Resistance heroine who saved Jews and survived concentration camp dies in Michigan aged 99

A Dutch woman celebrated for her fearless acts of resistance during World War II, including saving dozens of Jews from Nazi persecution, has died at age 99 in Michigan.

Diet Eman grew up in The Hague on the western coast of the Netherlands where she worked in a bank and enjoyed outdoor activities like climbing trees. “Wherever I went, my hair was always a mess,” Eman said in her 1994 memoir, Things We Couldn’t Say. “My brother Albert and I and our friends used to pedal our bikes outside The Hague to little villages and farms, out to where we found pastures with sloten, those little brooks and moats that are still there today.”

Germany invaded the Netherlands in 1940 and successfully took control of the country by May of that year. Eman was 22 in 1942 when Germany began the deportation of the nearly 140,000 Dutch Jewish citizens.

Eman offered to help her Jewish colleague at the bank, Herman, who was also a violinist. She and her fiance Hein Sietsma, who founded Dutch resistance network Group Hein with his brother Henk, were able to find farmers on the outskirts of The Hague that were willing to shield Herman. Eventually, Eman and Sietsma also hid Herman’s fiancee, his mother, and 60 other Jews avoiding their fate at the hands of the Nazis.

Sietsma was arrested by the Gestapo in April of 1944 and deported to Dachau, a notorious concentration camp. Eman was captured just one month later but was able to avoid execution by using an opportune moment to dump fake IDs she’d been smuggling beneath her skirt. She was sent to a prison where she was forced to wash the bloodied clothes of prisoners who had been killed by Nazi guards. “I was absolutely heartbroken,” Eman wrote in her memoir. “And I was heartbroken for another reason: I suspected that any one of those men being taken out and shot in the stomach and left to die could be my Hein.”

Eventually, a note that Sietsma had written to Eman on a piece of toilet paper he smuggled out of Dachau made its way to her. “Even if we won’t see each other on earth again,” the letter said, “we will never be sorry for what we did, and that we took this stand.”

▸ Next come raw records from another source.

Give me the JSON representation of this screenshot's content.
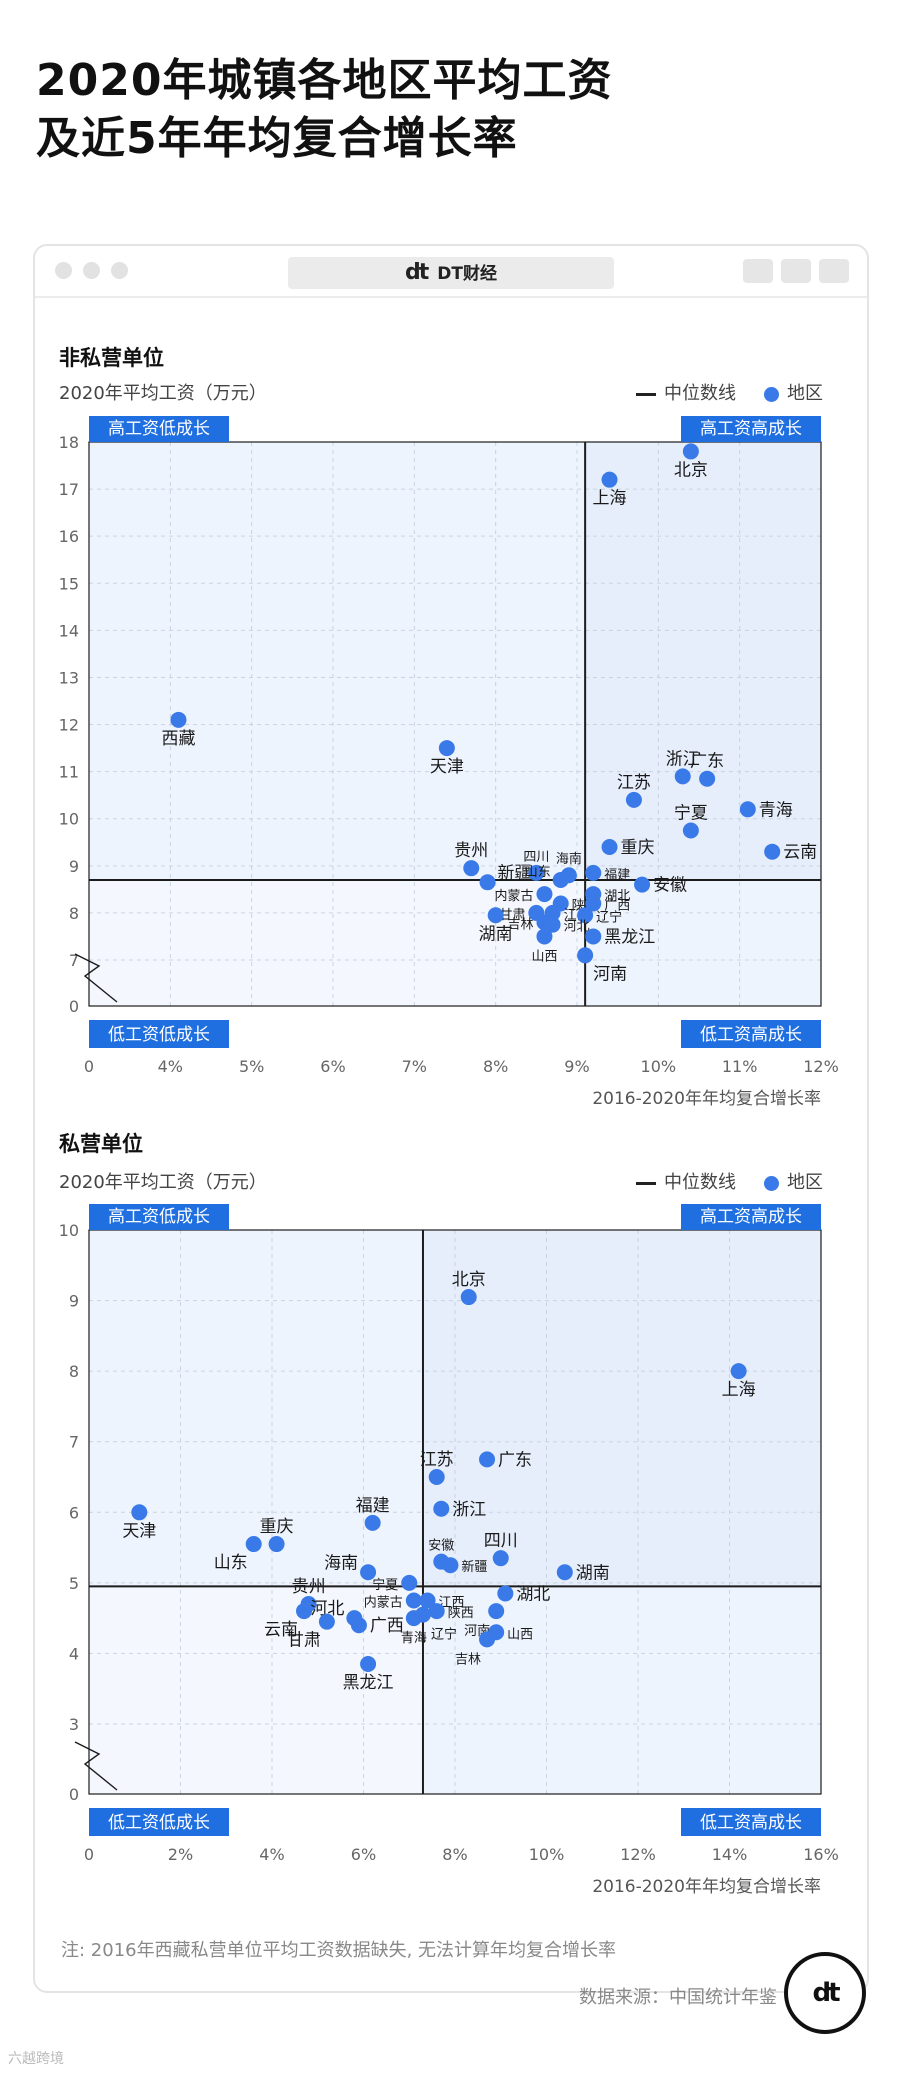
{
  "title": {
    "line1": "2020年城镇各地区平均工资",
    "line2": "及近5年年均复合增长率"
  },
  "window": {
    "brand": "DT财经",
    "brand_logo": "dt"
  },
  "legend": {
    "median": "中位数线",
    "region": "地区"
  },
  "quadrants": {
    "high_low": "高工资低成长",
    "high_high": "高工资高成长",
    "low_low": "低工资低成长",
    "low_high": "低工资高成长"
  },
  "colors": {
    "point": "#3a7ae8",
    "tag": "#1f6fe0",
    "quad_fill": "#eef4fd"
  },
  "chart_data": [
    {
      "type": "scatter",
      "title": "非私营单位",
      "ylabel": "2020年平均工资（万元）",
      "xlabel": "2016-2020年年均复合增长率",
      "x_ticks": [
        "0",
        "4%",
        "5%",
        "6%",
        "7%",
        "8%",
        "9%",
        "10%",
        "11%",
        "12%"
      ],
      "y_ticks": [
        "0",
        "7",
        "8",
        "9",
        "10",
        "11",
        "12",
        "13",
        "14",
        "15",
        "16",
        "17",
        "18"
      ],
      "xlim": [
        3,
        12
      ],
      "ylim": [
        7,
        18
      ],
      "axis_break": true,
      "median": {
        "x": 9.1,
        "y": 8.7
      },
      "points": [
        {
          "name": "北京",
          "x": 10.4,
          "y": 17.8,
          "lab": "below"
        },
        {
          "name": "上海",
          "x": 9.4,
          "y": 17.2,
          "lab": "below"
        },
        {
          "name": "西藏",
          "x": 4.1,
          "y": 12.1,
          "lab": "below"
        },
        {
          "name": "天津",
          "x": 7.4,
          "y": 11.5,
          "lab": "below"
        },
        {
          "name": "浙江",
          "x": 10.3,
          "y": 10.9,
          "lab": "above"
        },
        {
          "name": "广东",
          "x": 10.6,
          "y": 10.85,
          "lab": "above"
        },
        {
          "name": "江苏",
          "x": 9.7,
          "y": 10.4,
          "lab": "above"
        },
        {
          "name": "青海",
          "x": 11.1,
          "y": 10.2,
          "lab": "right"
        },
        {
          "name": "宁夏",
          "x": 10.4,
          "y": 9.75,
          "lab": "above"
        },
        {
          "name": "云南",
          "x": 11.4,
          "y": 9.3,
          "lab": "right"
        },
        {
          "name": "重庆",
          "x": 9.4,
          "y": 9.4,
          "lab": "right"
        },
        {
          "name": "贵州",
          "x": 7.7,
          "y": 8.95,
          "lab": "above"
        },
        {
          "name": "新疆",
          "x": 7.9,
          "y": 8.65,
          "lab": "rightup"
        },
        {
          "name": "四川",
          "x": 8.5,
          "y": 8.85,
          "lab": "above",
          "small": true
        },
        {
          "name": "海南",
          "x": 8.9,
          "y": 8.8,
          "lab": "above",
          "small": true
        },
        {
          "name": "山东",
          "x": 8.8,
          "y": 8.7,
          "lab": "leftup",
          "small": true
        },
        {
          "name": "福建",
          "x": 9.2,
          "y": 8.85,
          "lab": "right",
          "small": true
        },
        {
          "name": "安徽",
          "x": 9.8,
          "y": 8.6,
          "lab": "right"
        },
        {
          "name": "内蒙古",
          "x": 8.6,
          "y": 8.4,
          "lab": "left",
          "small": true
        },
        {
          "name": "湖北",
          "x": 9.2,
          "y": 8.4,
          "lab": "right",
          "small": true
        },
        {
          "name": "陕西",
          "x": 8.8,
          "y": 8.2,
          "lab": "right",
          "small": true
        },
        {
          "name": "广西",
          "x": 9.2,
          "y": 8.2,
          "lab": "right",
          "small": true
        },
        {
          "name": "甘肃",
          "x": 8.5,
          "y": 8.0,
          "lab": "left",
          "small": true
        },
        {
          "name": "江西",
          "x": 8.7,
          "y": 8.0,
          "lab": "right",
          "small": true
        },
        {
          "name": "辽宁",
          "x": 9.1,
          "y": 7.95,
          "lab": "right",
          "small": true
        },
        {
          "name": "湖南",
          "x": 8.0,
          "y": 7.95,
          "lab": "below"
        },
        {
          "name": "吉林",
          "x": 8.6,
          "y": 7.8,
          "lab": "left",
          "small": true
        },
        {
          "name": "河北",
          "x": 8.7,
          "y": 7.75,
          "lab": "right",
          "small": true
        },
        {
          "name": "黑龙江",
          "x": 9.2,
          "y": 7.5,
          "lab": "right"
        },
        {
          "name": "山西",
          "x": 8.6,
          "y": 7.5,
          "lab": "below",
          "small": true
        },
        {
          "name": "河南",
          "x": 9.1,
          "y": 7.1,
          "lab": "belowright"
        }
      ]
    },
    {
      "type": "scatter",
      "title": "私营单位",
      "ylabel": "2020年平均工资（万元）",
      "xlabel": "2016-2020年年均复合增长率",
      "x_ticks": [
        "0",
        "2%",
        "4%",
        "6%",
        "8%",
        "10%",
        "12%",
        "14%",
        "16%"
      ],
      "y_ticks": [
        "0",
        "3",
        "4",
        "5",
        "6",
        "7",
        "8",
        "9",
        "10"
      ],
      "xlim": [
        0,
        16
      ],
      "ylim": [
        3,
        10
      ],
      "axis_break": true,
      "median": {
        "x": 7.3,
        "y": 4.95
      },
      "points": [
        {
          "name": "北京",
          "x": 8.3,
          "y": 9.05,
          "lab": "above"
        },
        {
          "name": "上海",
          "x": 14.2,
          "y": 8.0,
          "lab": "below"
        },
        {
          "name": "广东",
          "x": 8.7,
          "y": 6.75,
          "lab": "right"
        },
        {
          "name": "江苏",
          "x": 7.6,
          "y": 6.5,
          "lab": "above"
        },
        {
          "name": "浙江",
          "x": 7.7,
          "y": 6.05,
          "lab": "right"
        },
        {
          "name": "天津",
          "x": 1.1,
          "y": 6.0,
          "lab": "below"
        },
        {
          "name": "福建",
          "x": 6.2,
          "y": 5.85,
          "lab": "above"
        },
        {
          "name": "山东",
          "x": 3.6,
          "y": 5.55,
          "lab": "belowleft"
        },
        {
          "name": "重庆",
          "x": 4.1,
          "y": 5.55,
          "lab": "above"
        },
        {
          "name": "四川",
          "x": 9.0,
          "y": 5.35,
          "lab": "above"
        },
        {
          "name": "湖南",
          "x": 10.4,
          "y": 5.15,
          "lab": "right"
        },
        {
          "name": "安徽",
          "x": 7.7,
          "y": 5.3,
          "lab": "above",
          "small": true
        },
        {
          "name": "新疆",
          "x": 7.9,
          "y": 5.25,
          "lab": "right",
          "small": true
        },
        {
          "name": "海南",
          "x": 6.1,
          "y": 5.15,
          "lab": "leftup"
        },
        {
          "name": "宁夏",
          "x": 7.0,
          "y": 5.0,
          "lab": "left",
          "small": true
        },
        {
          "name": "贵州",
          "x": 4.8,
          "y": 4.7,
          "lab": "above"
        },
        {
          "name": "内蒙古",
          "x": 7.1,
          "y": 4.75,
          "lab": "left",
          "small": true
        },
        {
          "name": "江西",
          "x": 7.4,
          "y": 4.75,
          "lab": "right",
          "small": true
        },
        {
          "name": "湖北",
          "x": 9.1,
          "y": 4.85,
          "lab": "right"
        },
        {
          "name": "陕西",
          "x": 7.6,
          "y": 4.6,
          "lab": "right",
          "small": true
        },
        {
          "name": "河南",
          "x": 8.9,
          "y": 4.6,
          "lab": "belowleft",
          "small": true
        },
        {
          "name": "云南",
          "x": 4.7,
          "y": 4.6,
          "lab": "belowleft"
        },
        {
          "name": "河北",
          "x": 5.8,
          "y": 4.5,
          "lab": "leftup"
        },
        {
          "name": "广西",
          "x": 5.9,
          "y": 4.4,
          "lab": "right"
        },
        {
          "name": "甘肃",
          "x": 5.2,
          "y": 4.45,
          "lab": "belowleft"
        },
        {
          "name": "青海",
          "x": 7.1,
          "y": 4.5,
          "lab": "below",
          "small": true
        },
        {
          "name": "辽宁",
          "x": 7.3,
          "y": 4.55,
          "lab": "belowright",
          "small": true
        },
        {
          "name": "山西",
          "x": 8.9,
          "y": 4.3,
          "lab": "right",
          "small": true
        },
        {
          "name": "吉林",
          "x": 8.7,
          "y": 4.2,
          "lab": "belowleft",
          "small": true
        },
        {
          "name": "黑龙江",
          "x": 6.1,
          "y": 3.85,
          "lab": "below"
        }
      ]
    }
  ],
  "note": "注: 2016年西藏私营单位平均工资数据缺失, 无法计算年均复合增长率",
  "source": "数据来源：中国统计年鉴",
  "fab_logo": "dt",
  "watermark": "六越跨境"
}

Eman was eventually released from prison after convincing the Nazis that she was just a maid named Willie Laarman and not the woman suspected of being part of Group Hein. She immediately returned to her work with the resistance.

She learned of her fiance’s death at Dachau around the time of the Netherlands’ liberation from the Nazis in 1945. Noting that about half of her resistance group had died during the war, Eman credited divine intervention for saving her. “My survival,” Eman said, “was a miracle from God.”

Eman, Hein, Henk, and over 27,000 people from all over the world have been honored by Yad Vashem as being “Righteous Among the Nations,” a designation that recognizes non-Jewish individuals for the work they did to save Jews during World War II.

Diet Eman died on Sept. 3 at age 99 in Michigan after spending her later life volunteering at health facilities for the uninsured and working on mission trips to South America as a translator.